Just one day after Merrill Lynch & Co. Inc. (MER) wrote off billions in bad mortgage loans and reported its biggest quarterly loss in 93 years, Wall Street analysts yesterday (Thursday) predicted there was still more bad news to come.

Although it wrote off $8.4 billion of subprime mortgages and others debts in the third quarter, experts say Merrill failed to accurately predict the size of its quarterly loss and also didn't outline how it has reduced its overall debt exposure. The upshot: The company has lost a lot of credibility on Wall Street and analysts now fear it may be looking at $4 billion in additional write-offs in the fourth quarter, according to
Merrill's shares dropped as much as 7% yesterday, finally closing at $60.90, down $2.32 a share, or 3.67%.

But most importantly for investors, the revelations of the past two days served as sobering reminders that the subprime-mortgage debacle has a long and miserable tail. 

Two of the world's biggest banks, Citigroup Inc. (C) and UBS AG (UBS), announced multibillion-dollar third-quarter writedowns three weeks ago, and their stock prices actually jumped.  After announcing a $5.9 billion writedown, Citigroup's stock gained 2%.  Likewise, UBS climbed 3.2% after announcing its $3.4 billion. The reason: Analysts believed the write-offs defined the extent of the mortgage mess, meaning the end was in sight.

"These writedowns just lulled the market into a false sense of security, that the subprime problem had been defined and written off and we could all move on. However, it wasn't as simple as that," says Martin Hutchinson, our Money Morning banking and financial expert.
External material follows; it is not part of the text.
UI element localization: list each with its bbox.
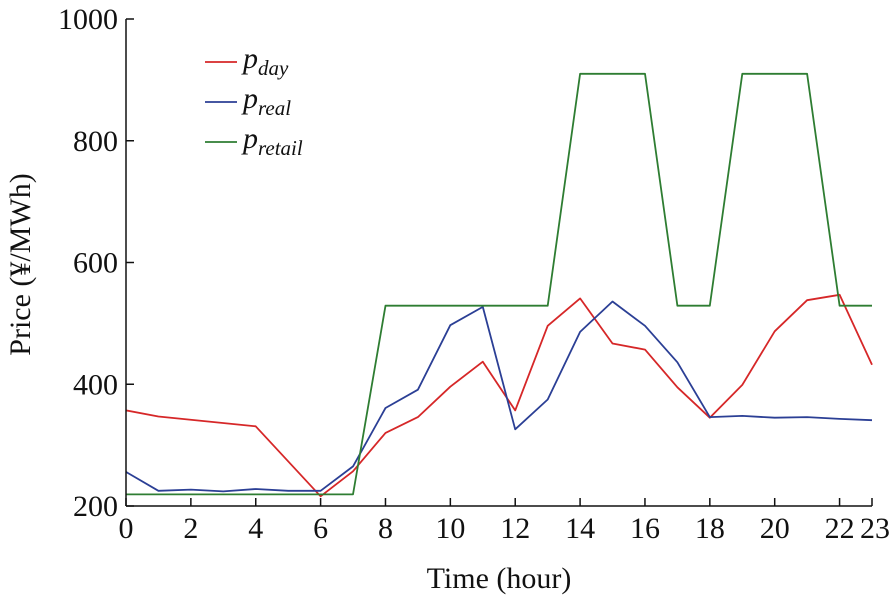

But Money Morning predicted there was more pain to come.

Merrill Lynch is now a case in point. The investment bank's $8.4 billion hit nearly doubled the firm's prediction of three weeks ago. The writedowns on subprime mortgages, asset-backed bonds and leveraged loans combined to generate a third quarter loss of $2.24 billion, six times the company's initial estimate

What's astonishing isn't just the magnitude of the writedowns and the dent in quarterly profits, but Merrill's inability to anticipate the losses.
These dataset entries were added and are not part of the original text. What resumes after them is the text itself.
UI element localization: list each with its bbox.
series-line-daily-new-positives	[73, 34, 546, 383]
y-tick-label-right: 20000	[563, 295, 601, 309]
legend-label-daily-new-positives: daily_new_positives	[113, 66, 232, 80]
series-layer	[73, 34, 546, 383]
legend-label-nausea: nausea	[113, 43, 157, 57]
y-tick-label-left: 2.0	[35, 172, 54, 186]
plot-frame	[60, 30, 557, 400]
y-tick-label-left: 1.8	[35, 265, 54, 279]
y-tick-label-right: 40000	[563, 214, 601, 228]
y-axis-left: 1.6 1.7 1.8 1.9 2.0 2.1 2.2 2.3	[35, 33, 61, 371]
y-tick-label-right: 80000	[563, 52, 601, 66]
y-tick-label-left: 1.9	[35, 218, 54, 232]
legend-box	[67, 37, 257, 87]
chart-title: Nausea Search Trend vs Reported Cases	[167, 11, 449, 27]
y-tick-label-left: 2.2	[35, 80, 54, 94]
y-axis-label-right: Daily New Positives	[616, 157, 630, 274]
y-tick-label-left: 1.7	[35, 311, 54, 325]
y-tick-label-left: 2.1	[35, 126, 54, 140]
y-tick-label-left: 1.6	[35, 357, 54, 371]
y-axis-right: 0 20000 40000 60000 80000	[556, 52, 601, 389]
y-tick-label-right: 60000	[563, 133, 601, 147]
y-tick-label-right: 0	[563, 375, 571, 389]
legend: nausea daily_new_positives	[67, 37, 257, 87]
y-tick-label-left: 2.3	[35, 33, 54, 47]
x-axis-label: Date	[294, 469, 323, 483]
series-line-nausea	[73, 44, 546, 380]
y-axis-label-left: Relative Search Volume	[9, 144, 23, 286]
Dick Bove, bank analyst at Punk Ziegel, was one of the first to point out that the fat lady hadn't quite sung for the subprime mortgage meltdown. In an interview with USA Today, he alluded to the 1987 credit crisis and pointed out that the Federal Reserve wasn't able to fix that problem with rate cuts. It took several years for that debt crisis to work its way through the system.

In 1987, Citigroup's then-CEO John Reed also announced a major charge against earnings - a $1 billion write-off related to problems with loans to Latin America.
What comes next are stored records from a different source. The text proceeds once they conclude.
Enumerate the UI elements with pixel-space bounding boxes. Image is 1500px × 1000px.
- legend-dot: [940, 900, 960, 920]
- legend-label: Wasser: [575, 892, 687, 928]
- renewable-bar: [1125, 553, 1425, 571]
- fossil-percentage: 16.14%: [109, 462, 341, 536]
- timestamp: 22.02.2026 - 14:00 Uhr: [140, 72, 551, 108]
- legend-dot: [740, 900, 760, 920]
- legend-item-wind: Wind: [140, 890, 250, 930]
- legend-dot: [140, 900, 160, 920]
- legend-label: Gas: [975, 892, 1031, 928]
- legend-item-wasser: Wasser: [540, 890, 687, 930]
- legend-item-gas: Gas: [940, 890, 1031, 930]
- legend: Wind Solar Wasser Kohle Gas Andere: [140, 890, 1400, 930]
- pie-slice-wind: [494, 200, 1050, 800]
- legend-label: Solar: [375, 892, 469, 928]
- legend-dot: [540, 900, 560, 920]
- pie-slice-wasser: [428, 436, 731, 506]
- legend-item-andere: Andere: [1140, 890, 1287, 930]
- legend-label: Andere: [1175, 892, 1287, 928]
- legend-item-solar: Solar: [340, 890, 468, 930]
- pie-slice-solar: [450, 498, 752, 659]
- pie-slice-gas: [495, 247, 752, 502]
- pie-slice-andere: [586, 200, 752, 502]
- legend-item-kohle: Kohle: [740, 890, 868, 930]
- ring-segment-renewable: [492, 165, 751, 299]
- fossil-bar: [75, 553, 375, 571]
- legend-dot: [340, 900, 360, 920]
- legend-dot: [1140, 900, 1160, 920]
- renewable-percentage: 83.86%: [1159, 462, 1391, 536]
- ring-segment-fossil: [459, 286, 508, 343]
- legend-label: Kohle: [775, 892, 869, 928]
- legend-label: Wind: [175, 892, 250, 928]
"John Reed said exactly what [current Citigroup CEO] Chuck Prince said," according to Bove. "We've figured out the problem, isolated it and eliminated it. Stocks went up, and everybody was happy. However, we know from hindsight that in 1991, Citi was still writing off its Latin American debt because they hadn't isolated the problem and they had no idea what the depth of the problem was."

Bove recently took the unusual step of cutting his rating on Citigroup to "Sell" from "Market Perform," and lowered his price target to $43 from the prior target of $53. Wall Street analysts rarely rate a stock as an outright "Sell," instead using such well-understood code words as "Hold." By listing Citi's shares as a "Sell," Bove made clear his disenchantment with the company's performance.
Just a few weeks ago, industry executives warned that the housing market might not recover until 2010.

"It's going to be a long time before we see [the housing market] bottom out and recover," David Lowman, chief executive of JPMorgan Chase & Co. (JPM) said at the Mortgage Banker's Association's annual convention. 

And here are a few more facts to consider:

  • In the next few years, more than 75% of the nation's housing markets will suffer an overall price decline - some by double-digit amounts.
  • A few weeks ago, Peter Orszag, director of the Congressional Budget Office (CBO), told a Senate panel that if home prices drop as much as experts have projected, U.S. households could lose $3 trillion in wealth.
  • Adjustable-rate mortgages to subprime borrowers accounted for 7.3% of all home loans and 44% of all new foreclosures, according to the Mortgage Bankers Association. An estimated 2 million to 2.5 million adjustable-rate mortgages (ARMs) are scheduled to reset this year and next, jumping from low "teaser" rates to much steeper rates that in some cases could cost borrowers their homes.


Merrill Lynch just paid a heavy price for underestimating the extent of the subprime crisis. Don't be fooled into thinking the worst is over, there could be plenty more fallout on the way.